Stephan Abel, prime mover behind the Ferry Cove operation, said the Ferry Cove hatchery has the capacity to produce two to three billion eyed larvae – seed oysters – per year. Oyster larvae develop what is known as an eyespot which detects light and helps guide them to the bottom of the water column when they are ready to eventually attach themselves and grow into the bivalve creatures that most of us know.
Although the recent northeaster that hammered Delmarva’s coast cooled Chesapeake waters to below normal temperatures for this time of the year, that problem has now passed. With temperatures rising again, Weschler said demand for seed oysters will also begin increasing. Seed oysters do their best attaching to shells and other bottom structure when water temps reach into the mid and upper 60s.
After the seed oysters attach themselves and begin growing, they should reach market size in about two years.
Weschler said the greatest portion of oyster seed sales so far have gone to private producers working bottom leased to them by the state. The state requires leaseholders to plant oysters on a certain percentage of their holdings each year. That requirement is part of the master plan to help restore the Chesapeake’s historic oyster-growing capacity, for economic and environmental benefits.
One of the problems with that requirement has been a shortage of available seed oysters. Abel said part of his business plan is to help fill that gap.
Another portion of Ferry Cove’s anticipated annual production of seed oysters may go, said Weshler, to the various oyster-producing counties in Maryland for planting on public fishery bars. The state puts out contracts each year for oyster seeding but they haven’t been advertised yet for 2022.

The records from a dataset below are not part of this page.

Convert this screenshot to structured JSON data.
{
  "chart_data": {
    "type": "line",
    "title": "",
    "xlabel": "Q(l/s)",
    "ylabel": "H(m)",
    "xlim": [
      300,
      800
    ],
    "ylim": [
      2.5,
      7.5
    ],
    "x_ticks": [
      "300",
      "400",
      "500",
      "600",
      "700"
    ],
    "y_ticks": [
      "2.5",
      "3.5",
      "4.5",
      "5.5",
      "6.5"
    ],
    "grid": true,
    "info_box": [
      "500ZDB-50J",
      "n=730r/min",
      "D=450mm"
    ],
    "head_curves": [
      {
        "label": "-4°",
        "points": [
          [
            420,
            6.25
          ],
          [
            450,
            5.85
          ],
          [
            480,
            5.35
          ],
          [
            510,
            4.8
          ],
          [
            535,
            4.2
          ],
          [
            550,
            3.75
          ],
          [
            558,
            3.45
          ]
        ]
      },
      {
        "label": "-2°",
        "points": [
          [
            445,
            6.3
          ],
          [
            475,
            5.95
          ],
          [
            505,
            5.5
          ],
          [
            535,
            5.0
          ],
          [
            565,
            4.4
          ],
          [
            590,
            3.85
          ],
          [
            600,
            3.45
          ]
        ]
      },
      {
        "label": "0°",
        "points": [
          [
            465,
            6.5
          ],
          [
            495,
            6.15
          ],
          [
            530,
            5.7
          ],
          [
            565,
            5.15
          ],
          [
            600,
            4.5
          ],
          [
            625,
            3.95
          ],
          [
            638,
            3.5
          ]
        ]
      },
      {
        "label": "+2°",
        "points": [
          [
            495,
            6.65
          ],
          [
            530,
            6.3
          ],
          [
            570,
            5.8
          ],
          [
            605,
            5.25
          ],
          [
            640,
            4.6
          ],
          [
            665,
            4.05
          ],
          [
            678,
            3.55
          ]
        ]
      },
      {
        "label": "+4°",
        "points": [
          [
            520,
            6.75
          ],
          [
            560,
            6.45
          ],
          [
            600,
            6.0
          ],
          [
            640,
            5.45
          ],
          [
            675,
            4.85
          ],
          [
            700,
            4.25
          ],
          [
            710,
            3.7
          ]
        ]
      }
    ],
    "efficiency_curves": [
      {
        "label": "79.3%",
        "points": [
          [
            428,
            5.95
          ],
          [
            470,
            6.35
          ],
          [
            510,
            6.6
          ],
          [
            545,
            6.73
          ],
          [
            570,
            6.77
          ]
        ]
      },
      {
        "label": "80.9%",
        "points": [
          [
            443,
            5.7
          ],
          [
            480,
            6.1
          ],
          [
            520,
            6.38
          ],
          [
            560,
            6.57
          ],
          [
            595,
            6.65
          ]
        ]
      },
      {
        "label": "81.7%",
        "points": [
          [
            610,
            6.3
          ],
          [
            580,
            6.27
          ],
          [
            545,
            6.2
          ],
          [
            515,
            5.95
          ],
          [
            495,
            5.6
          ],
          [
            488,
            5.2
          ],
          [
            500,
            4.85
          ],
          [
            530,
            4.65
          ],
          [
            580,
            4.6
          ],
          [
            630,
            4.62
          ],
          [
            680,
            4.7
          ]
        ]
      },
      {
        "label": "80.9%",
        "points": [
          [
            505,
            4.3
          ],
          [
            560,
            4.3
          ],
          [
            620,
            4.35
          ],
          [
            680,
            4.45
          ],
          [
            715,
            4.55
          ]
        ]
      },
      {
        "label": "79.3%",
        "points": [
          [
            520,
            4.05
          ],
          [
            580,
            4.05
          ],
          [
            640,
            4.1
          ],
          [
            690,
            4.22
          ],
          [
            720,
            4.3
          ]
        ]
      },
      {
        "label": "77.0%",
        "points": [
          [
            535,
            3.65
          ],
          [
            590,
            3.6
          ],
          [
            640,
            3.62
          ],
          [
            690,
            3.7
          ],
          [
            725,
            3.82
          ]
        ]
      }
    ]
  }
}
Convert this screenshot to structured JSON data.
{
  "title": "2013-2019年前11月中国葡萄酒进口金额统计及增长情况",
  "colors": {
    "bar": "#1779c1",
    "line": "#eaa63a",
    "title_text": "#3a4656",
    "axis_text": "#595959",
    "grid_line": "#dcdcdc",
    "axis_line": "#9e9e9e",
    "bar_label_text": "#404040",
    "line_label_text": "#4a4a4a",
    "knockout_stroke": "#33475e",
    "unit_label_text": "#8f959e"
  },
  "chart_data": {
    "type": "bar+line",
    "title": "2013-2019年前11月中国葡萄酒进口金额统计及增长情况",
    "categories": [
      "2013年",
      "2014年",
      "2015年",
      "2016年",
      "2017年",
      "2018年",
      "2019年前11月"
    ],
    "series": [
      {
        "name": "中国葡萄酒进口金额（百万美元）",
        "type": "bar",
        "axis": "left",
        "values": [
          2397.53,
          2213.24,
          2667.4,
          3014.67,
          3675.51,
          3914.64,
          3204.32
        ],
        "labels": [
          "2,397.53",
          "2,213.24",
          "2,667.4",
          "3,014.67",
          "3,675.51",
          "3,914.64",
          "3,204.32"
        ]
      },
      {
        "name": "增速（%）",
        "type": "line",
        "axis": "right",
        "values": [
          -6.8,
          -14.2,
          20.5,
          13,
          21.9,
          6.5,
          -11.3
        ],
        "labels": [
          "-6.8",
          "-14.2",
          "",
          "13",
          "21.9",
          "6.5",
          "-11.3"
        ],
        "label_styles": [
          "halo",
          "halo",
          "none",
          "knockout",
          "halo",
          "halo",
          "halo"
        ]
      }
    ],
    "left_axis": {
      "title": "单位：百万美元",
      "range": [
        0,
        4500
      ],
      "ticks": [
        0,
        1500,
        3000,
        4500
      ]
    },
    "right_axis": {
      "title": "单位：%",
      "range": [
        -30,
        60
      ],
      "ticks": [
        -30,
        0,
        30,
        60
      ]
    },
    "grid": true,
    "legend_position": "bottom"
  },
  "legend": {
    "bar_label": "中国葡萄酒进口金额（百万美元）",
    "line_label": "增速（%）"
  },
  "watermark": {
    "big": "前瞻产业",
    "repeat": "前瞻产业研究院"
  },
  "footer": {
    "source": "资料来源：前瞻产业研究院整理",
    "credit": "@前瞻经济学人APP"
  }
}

Ferry Cove wants to join University of Maryland’s Horn Point oyster hatching facility near Cambridge as a major provider of seed oysters for the state’s growing oyster farming operations and to help make public fishery bars more productive.
Abel said there are currently 7,700 acres of Chesapeake bottom leased for oyster farming. “And,” he said, “recent reports indicate there are another 100 leases pending. Those same reports indicate further that 2021 was the best year yet for oyster farming, in terms of total bushels harvested, since the state started the program several years ago.”
Several individual leaseholders are increasing their leasehold acreage, according to Wechsler. Abel said a study a few years ago determined that a minimum of 100 acres is the threshold for making money in the oyster farming business.
Now that Ferry Cove’s facility has proven it can produce quality seed oysters, Weschler is ready to increase production from its current 50 percent capacity. “June, July and August are the prime planting months in the Chesapeake. Oyster seed attaches best when the water is warmer, and the little oysters need time to grow to the point where they can best survive the winter. That’s what we’re aiming for now.”
Dennis Forney has been a publisher, journalist and columnist on the Delmarva Peninsula since 1972. He writes from his home on Grace Creek in Bozman.